[EXPOSITION]: PHILIPPE HORTALA, VOILÀ L'ÉTÉ

4 Juin - 25 Juillet 2026
VERNISSAGE LE JEUDI 4 JUIN, 17H-20H. 
 
 
Nous sommes très heureux de vous présenter pour la première fois à la galerie la série des Intérieurs de l'artiste Philippe Hortala réalisée entre 1984 et 1986. 
 
Voilà l’été
 
Voilà l’été, j’aperçois le soleil
Les nuages filent et le ciel s’éclaircit
Et dans ma tête qui bourdonnent
Les abeilles !
J’entends rugir les plaisirs de la vie
C’est le retour des amours
Qui nous chauffe les oreilles
Il fait si chaud
Les Négresses vertes, 1988

 

 

De retour de Barcelone, Philippe Hortala quitte le blouson noir pour la chemise à fleurs. Dès 1985, il peint et expose ses intérieurs, des vues d’appartement aux couleurs vives, électriques, aux perspectives bousculées, béantes. L’intimité domestique grouille d’objets et de détails pour qui sait regarder. C’est un chaos organisé, un électrochoc visuel : on ne sait si le dedans verse dans le dehors ou plutôt l’inverse. Le regard du spectateur plonge   souvent, surplombant les sujets du tableau : rien n’est droit, tous les volumes et les ouvertures surgissent de biais, entrechoqués comme dans un décor de film expressionniste (Le cabinet du docteur Caligari) :  en premier lieu des fenêtres, des balcons, des portes et des tiroirs ouverts, des écrans allumés de télévision -avec de la neige, des images incertaines -, des tableaux aux murs. A l’intérieur la vie est lente quotidienne, comme écrasée par la chaleur. La lumière du jour entre dans ces intérieurs, allonge les ombres sur le sol, la chaise, la table… Parfois la nuit, l’appartement toujours abondamment éclairé. La vie du dehors est pleine de vacarme, les usines avec les cheminées qui fument, les avions passant au ras, dont on voit le ventre, les ailes, les hélices qui tournent, les réacteurs. Comme une menace. Du reste les lustres à pampilles s’en balancent au plafond (1).  Ces tableaux forment le théâtre d’une vie bruyante, une vie extraordinaire à force d’exagération : le paysage entre dans l’appartement.

 

Extrait texte, communiqué exposition Philippe Hortala, voilà l’été.

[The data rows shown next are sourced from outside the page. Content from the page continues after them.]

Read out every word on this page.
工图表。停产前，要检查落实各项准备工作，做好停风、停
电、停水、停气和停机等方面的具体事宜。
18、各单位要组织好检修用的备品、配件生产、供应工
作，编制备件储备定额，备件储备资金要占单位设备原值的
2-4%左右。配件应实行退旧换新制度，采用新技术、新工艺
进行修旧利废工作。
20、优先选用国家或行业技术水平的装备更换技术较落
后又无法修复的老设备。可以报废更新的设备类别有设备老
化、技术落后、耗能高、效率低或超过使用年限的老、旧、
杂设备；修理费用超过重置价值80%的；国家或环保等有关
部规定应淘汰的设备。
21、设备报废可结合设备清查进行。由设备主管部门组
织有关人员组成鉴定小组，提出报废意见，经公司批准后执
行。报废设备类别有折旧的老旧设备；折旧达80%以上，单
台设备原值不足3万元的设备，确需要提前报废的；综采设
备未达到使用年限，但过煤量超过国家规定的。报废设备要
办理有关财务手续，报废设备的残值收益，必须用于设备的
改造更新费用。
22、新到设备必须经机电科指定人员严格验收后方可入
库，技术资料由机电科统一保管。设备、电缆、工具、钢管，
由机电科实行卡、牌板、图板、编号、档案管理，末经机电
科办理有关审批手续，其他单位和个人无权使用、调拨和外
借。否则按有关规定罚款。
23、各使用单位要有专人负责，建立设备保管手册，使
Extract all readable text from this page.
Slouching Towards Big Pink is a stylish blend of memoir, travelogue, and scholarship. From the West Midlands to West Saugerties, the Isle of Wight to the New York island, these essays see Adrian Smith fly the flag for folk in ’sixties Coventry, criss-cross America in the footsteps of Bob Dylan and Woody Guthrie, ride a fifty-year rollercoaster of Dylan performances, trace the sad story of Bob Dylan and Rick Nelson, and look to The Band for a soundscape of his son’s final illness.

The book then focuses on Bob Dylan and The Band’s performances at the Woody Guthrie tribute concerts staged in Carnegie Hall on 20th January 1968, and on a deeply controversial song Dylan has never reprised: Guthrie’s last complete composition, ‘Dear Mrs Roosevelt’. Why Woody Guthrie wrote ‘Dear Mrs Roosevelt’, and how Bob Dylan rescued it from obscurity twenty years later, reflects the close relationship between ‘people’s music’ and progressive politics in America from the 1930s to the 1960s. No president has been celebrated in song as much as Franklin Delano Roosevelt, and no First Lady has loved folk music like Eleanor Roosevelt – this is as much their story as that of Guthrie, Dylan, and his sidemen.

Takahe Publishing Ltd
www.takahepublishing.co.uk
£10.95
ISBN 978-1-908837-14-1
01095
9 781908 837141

Benoit Decron, historien de l’art,  directeur honoraire du musée Soulages, Rodez.

 

 

We are very pleased to present, for the first time at the gallery, the “Interiors” series by artist Philippe Hortala, created between 1984 and 1986. 


 
Here Comes Summer

 
Here comes summer, I can see the sun
The clouds are racing by and the sky is clearing
And in my head, buzzing away
The bees!
I hear the roars of life’s pleasures
It’s the return of love
That warms our ears
It’s so hot

Les Négresses vertes, 1988

 

 

Back from Barcelona, Philippe Hortala trades his black jacket for a floral shirt. 
As early as 1985, he began painting and exhibiting his interiors—vibrant, electric views of apartments with jumbled, gaping perspectives. Domestic intimacy teems with objects and details for those who know how to look. It is organized chaos, a visual shock: one cannot tell whether the inside spills into the outside or rather the other way around. The viewer’s gaze often plunges downward, overlooking the subjects of the painting: nothing is straight; all volumes and openings emerge at an angle, colliding as in the set of an expressionist film (The Cabinet of Dr. Caligari):  first and foremost windows, balconies, doors, and open drawers, lit television screens—with static, uncertain images—and paintings on the walls. Inside, daily life moves slowly, as if crushed by the heat. Daylight streams into these interiors, casting long shadows on the floor, the chair, the table… Sometimes at night, the apartment remains brightly lit. Life outside is full of noise: factories with smoking chimneys, planes flying low, their bellies, wings, spinning propellers, and jet engines visible. Like a threat. Moreover, the chandeliers with their pendants swing from the ceiling (1). These scenes form the stage for a noisy life, a life that is extraordinary through its very exaggeration: the landscape enters the apartment.
Excerpt from the press release for the Philippe Hortala exhibition, “Here Comes Summer.”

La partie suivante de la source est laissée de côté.